"Heute ist ein guter Tag", sagt Gerda Masuch einige Minuten nach dem Ende der Berufungsverhandlung vor dem Landgericht in Konstanz. Masuch sieht sich als Opfer eines geldgierigen Arztes, der zum Prozess gar nicht erst erschienen war. Auch sein Rechtsanwalt hatte keine Information darüber, wo der Mandant steckt. Am Ende einigten sich beide Parteien auf einen Vergleich, der Masuch 3500 Euro verspricht. Dennoch konnte sich die Klägerin zunächst nicht freuen: "Es widerspricht meinem Empfinden von Gerechtigkeit, dass ich ein Viertel der Verhandlungskosten tragen muss."

Angeprangert wurde in der Berufung das vorangegangene Urteil des Villinger Amtsgerichts. Masuchs Vorwurf: Der ehemals in Villingen niedergelassene Mediziner soll sie in drei Sitzungen jeweils narkotisiert haben und dann anders vorgegangen sein, als es vorher besprochen war.

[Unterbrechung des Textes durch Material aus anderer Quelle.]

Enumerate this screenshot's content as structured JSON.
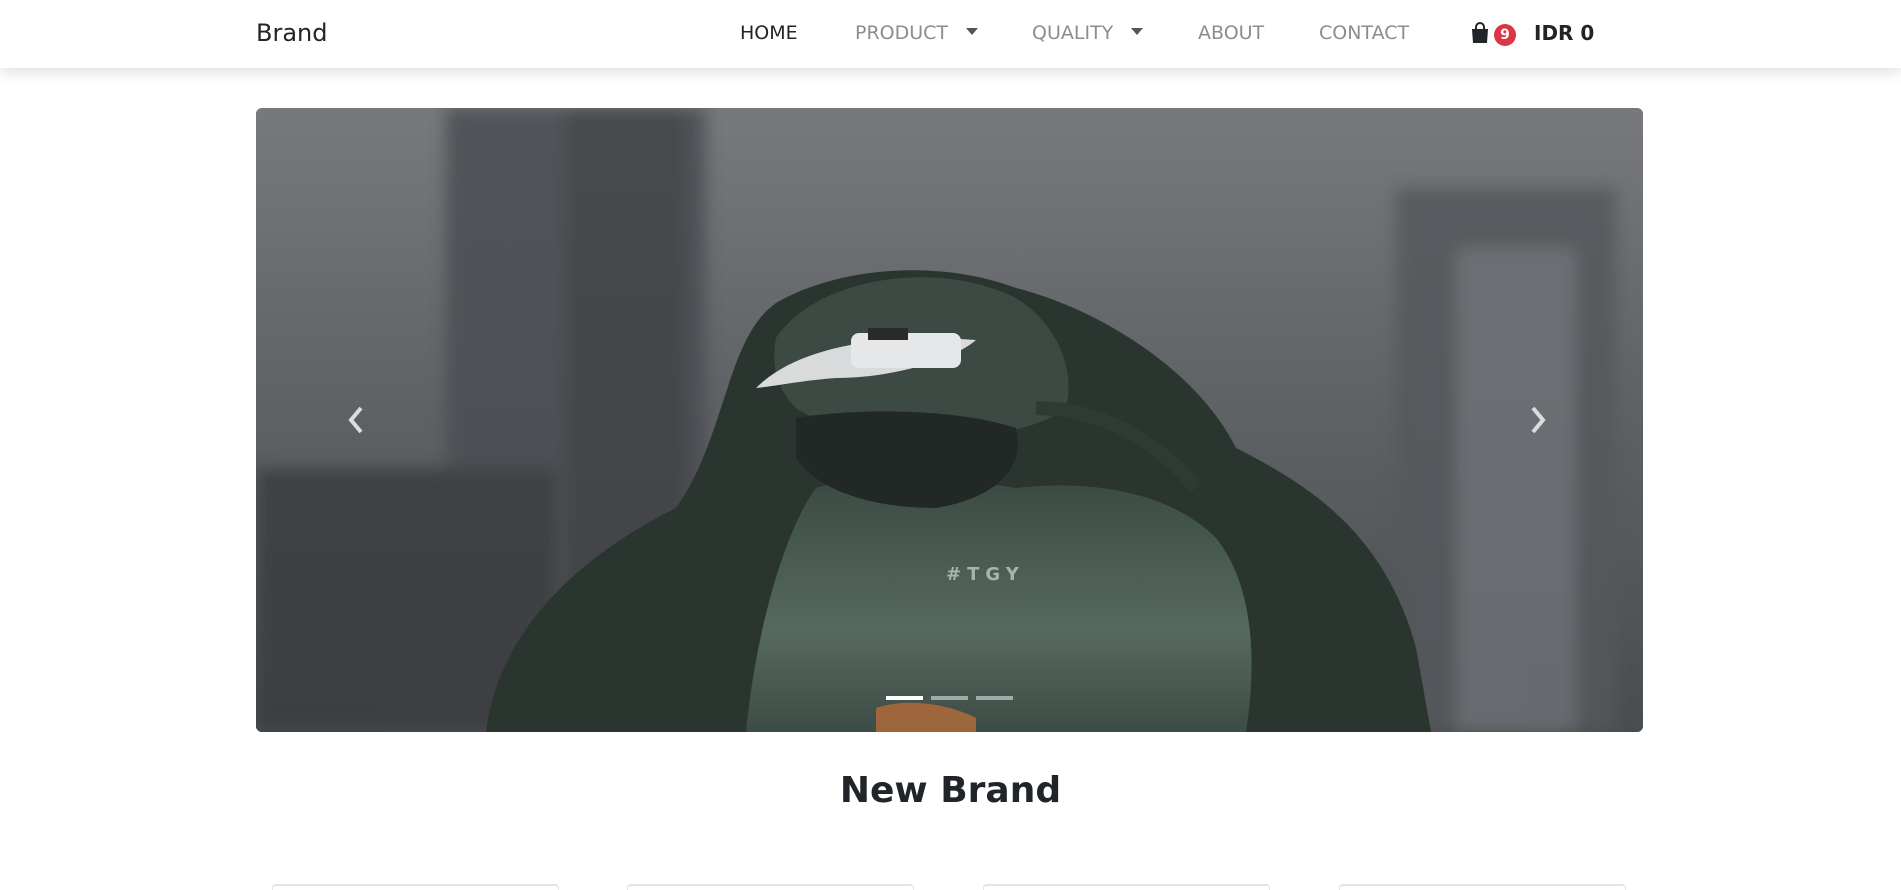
{
  "navbar": {
    "brand": "Brand",
    "links": [
      {
        "label": "HOME",
        "active": true
      },
      {
        "label": "PRODUCT",
        "dropdown": true
      },
      {
        "label": "QUALITY",
        "dropdown": true
      },
      {
        "label": "ABOUT"
      },
      {
        "label": "CONTACT"
      }
    ],
    "cart": {
      "icon": "shopping-bag-icon",
      "count": "9",
      "total": "IDR 0"
    },
    "colors": {
      "badge": "#dc3545",
      "link": "#8a8d91",
      "active": "#212529"
    }
  },
  "carousel": {
    "slide_count": 3,
    "active_index": 0,
    "slide_image": "person in green hooded jacket with cap and face mask, blurred city buildings behind",
    "slide_graphic_text": "#TGY",
    "prev_icon": "chevron-left-icon",
    "next_icon": "chevron-right-icon"
  },
  "section": {
    "title": "New Brand"
  }
}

Die Operationen, die schließlich vom Arzt abgerechnet worden seien, hätten in Wahrheit nie stattgefunden. "Ich wurde dreimal umsonst narkotisiert und abgerechnet wurde das, was am meisten Geld einbringt", tobte die Klägerin während der Verhandlung.

"Wenn der Eingriff durchgeführt worden wäre, den er angegeben hat, müsste ich eine Narbe am Trommelfell haben", zeigte Masuch auf. Der vom Amtsgericht bestellte Gutachter führte an, dass eine entsprechende Verheilung normalerweise sechs bis zwölf Monate dauere, in Ausnahmefällen aber bereits nach einigen Wochen möglich sei. Gerda Masuch ließ sich untersuchen und belegte, dass ihr Trommelfell unverletzt sei. Allerdings lag die Behandlung zu diesem Zeitpunkt acht Monate zurück.

Richter Martensen waren in der Berufungsverhandlung die Hände gebunden: "Wir als Laien können nicht die Kompetenz eines medizinischen Gutachters infrage stellen." Also müsse sich ein Richter darauf verlassen. Somit tauge das Gutachten der Klägerin über die Unversehrtheit ihres Trommelfells nicht als Beweis dafür, dass der Beklagte keinen Eingriff vorgenommen habe. "Wir können nicht ausschließen, dass ihr Trommelfell verheilt ist", so der Richter.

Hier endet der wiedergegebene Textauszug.